Early statistics are difficult to come by, but British parish records indicate a maternal mortality rate of 1,000 per 100,000 live births in the first half of the 18th century. Since women were pregnant more often than is the case today, the actual risk of dying from pregnancy complications would have been much higher.
In the mid-19th century, Hungarian physician Ignaz Semmelweis noticed that women who gave birth at home died at a lower rate than women who were assisted by doctors. He hypothesized that doctors, who did not wash their hands, passed diseases from other patients to pregnant women. Unfortunately, Semmelweis’s insight was strenuously opposed until, several years later, French biologist Louis Pasteur established a definitive link between germs and disease in the 1860s.
After doctors started to disinfect their hands, maternal mortality began to fall, first in Western countries and later in the rest of the world. The global maternal death rate fell from 385 per 100,000 live births in 1990 to 216 in 2015. That’s a reduction of 44 percent.
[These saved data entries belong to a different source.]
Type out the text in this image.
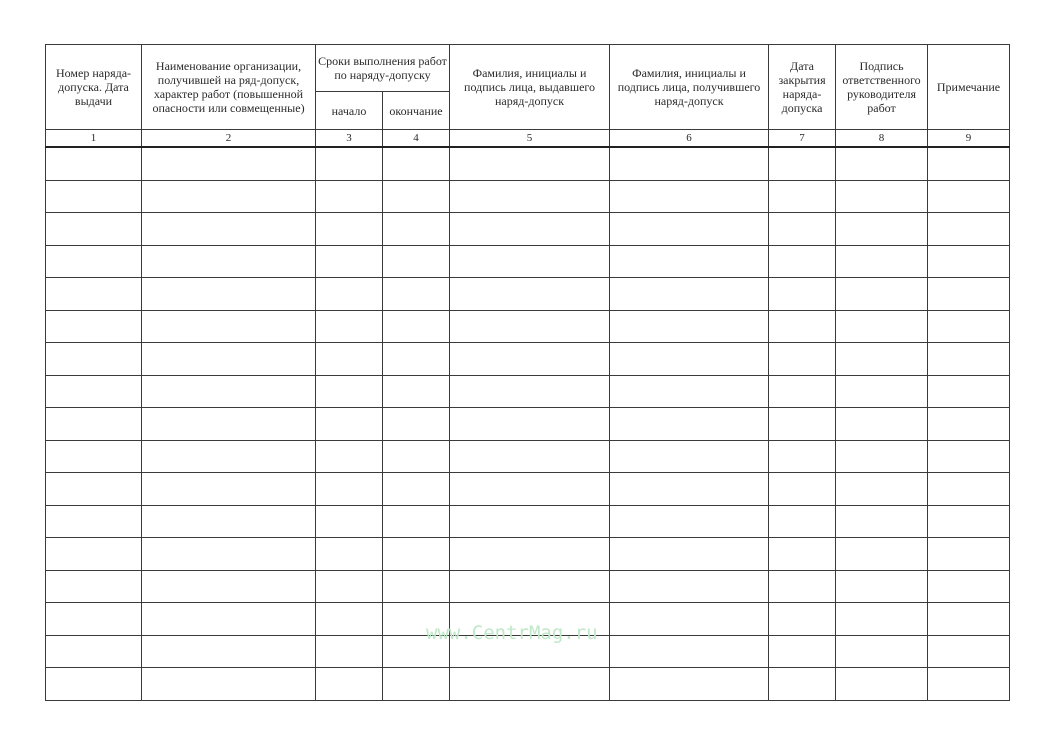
Номер наряда-допуска. Дата выдачи	Наименование организации, получившей на ряд-допуск, характер работ (повышенной опасности или совмещенные)	Сроки выполнения работ по наряду-допуску		Фамилия, инициалы и подпись лица, выдавшего наряд-допуск	Фамилия, инициалы и подпись лица, получившего наряд-допуск	Дата закрытия наряда-допуска	Подпись ответственного руководителя работ	Примечание
		начало	окончание					
1	2	3	4	5	6	7	8	9

www.CentrMag.ru
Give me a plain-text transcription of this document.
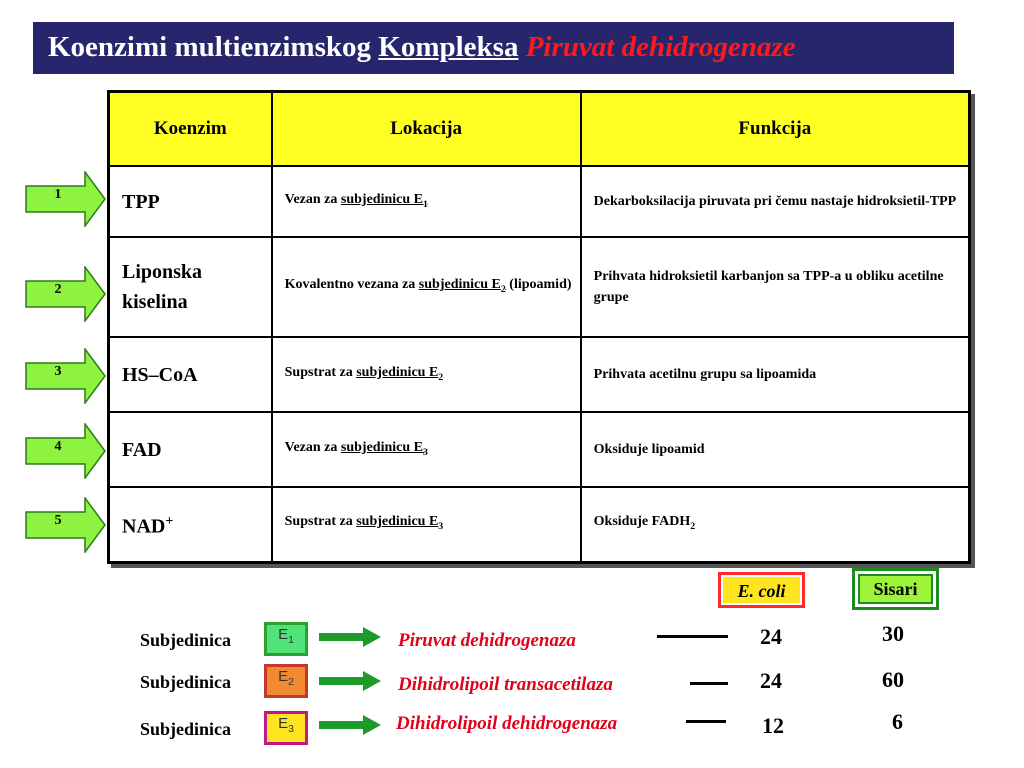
Koenzimi multienzimskog Kompleksa Piruvat dehidrogenaze
Koenzim	Lokacija	Funkcija
TPP	Vezan za subjedinicu $E_1$	Dekarboksilacija piruvata pri čemu nastaje hidroksietil-TPP
Liponska kiselina	Kovalentno vezana za subjedinicu $E_2$ (lipoamid)	Prihvata hidroksietil karbanjon sa TPP-a u obliku acetilne grupe
HS–CoA	Supstrat za subjedinicu $E_2$	Prihvata acetilnu grupu sa lipoamida
FAD	Vezan za subjedinicu $E_3$	Oksiduje lipoamid
NAD+	Supstrat za subjedinicu $E_3$	Oksiduje $FADH_2$
1
2
3
4
5
E. coli	Sisari
Subjedinica	$E_1$	Piruvat dehidrogenaza	24	30
Subjedinica	$E_2$	Dihidrolipoil transacetilaza	24	60
Subjedinica	$E_3$	Dihidrolipoil dehidrogenaza	12	6
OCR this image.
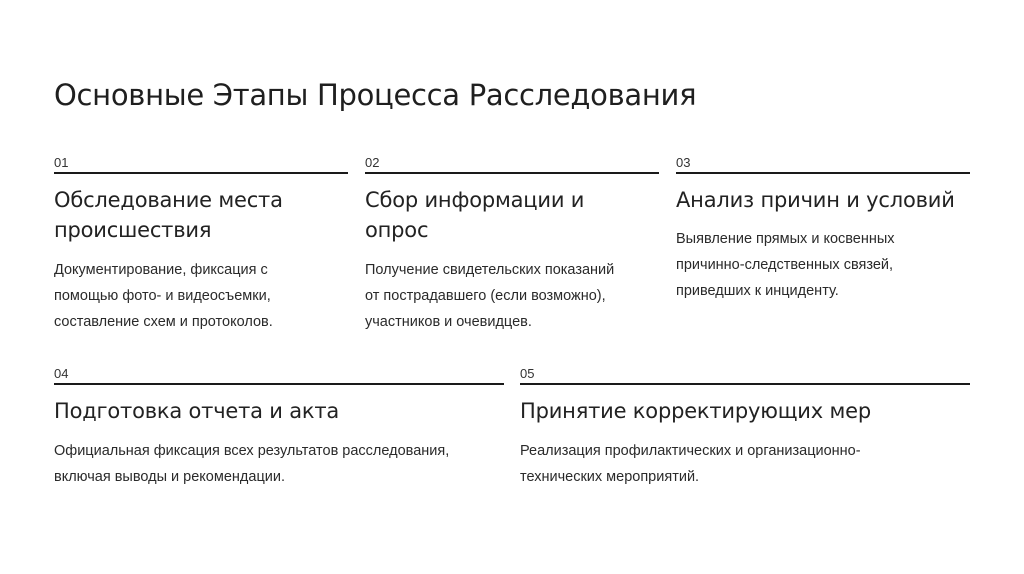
Основные Этапы Процесса Расследования
01
Обследование места
происшествия
Документирование, фиксация с
помощью фото- и видеосъемки,
составление схем и протоколов.
02
Сбор информации и
опрос
Получение свидетельских показаний
от пострадавшего (если возможно),
участников и очевидцев.
03
Анализ причин и условий
Выявление прямых и косвенных
причинно-следственных связей,
приведших к инциденту.
04
Подготовка отчета и акта
Официальная фиксация всех результатов расследования,
включая выводы и рекомендации.
05
Принятие корректирующих мер
Реализация профилактических и организационно-
технических мероприятий.
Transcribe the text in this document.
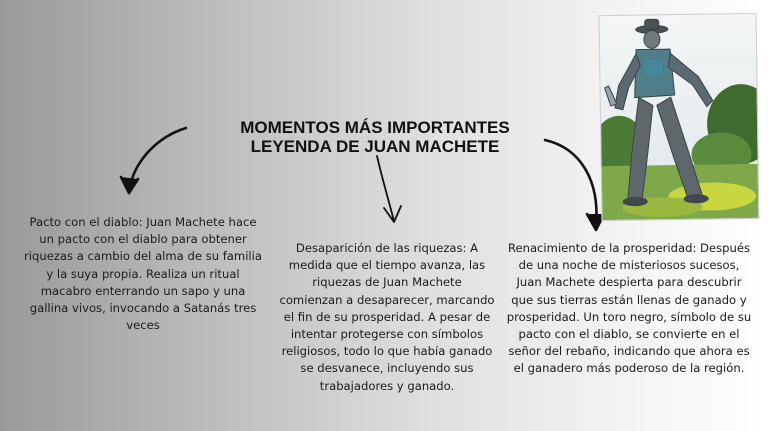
MOMENTOS MÁS IMPORTANTES
LEYENDA DE JUAN MACHETE
Pacto con el diablo: Juan Machete hace un pacto con el diablo para obtener riquezas a cambio del alma de su familia y la suya propia. Realiza un ritual macabro enterrando un sapo y una gallina vivos, invocando a Satanás tres veces
Desaparición de las riquezas: A medida que el tiempo avanza, las riquezas de Juan Machete comienzan a desaparecer, marcando el fin de su prosperidad. A pesar de intentar protegerse con símbolos religiosos, todo lo que había ganado se desvanece, incluyendo sus trabajadores y ganado.
Renacimiento de la prosperidad: Después de una noche de misteriosos sucesos, Juan Machete despierta para descubrir que sus tierras están llenas de ganado y prosperidad. Un toro negro, símbolo de su pacto con el diablo, se convierte en el señor del rebaño, indicando que ahora es el ganadero más poderoso de la región.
In Sub-Saharan Africa, the world’s poorest region, the number of maternal deaths fell from 987 to 547 over the same period—a reduction of 45 percent. Similar declines took place in all other geographical regions, and the United Nations expects that the maternal mortality rate will fall to 70 per 100,000 live births by 2030.
A somewhat disappointing and hopefully temporary exception is North America, where the U.S. maternal death rate rose from a minuscule 12 per 100,000 live births to 14. The increase in the U.S. maternal mortality rate seems to be driven by the rise in opioid addiction, which complicates pregnancy, as well as women becoming pregnant much later in life and resorting to more risky C-section child deliveries.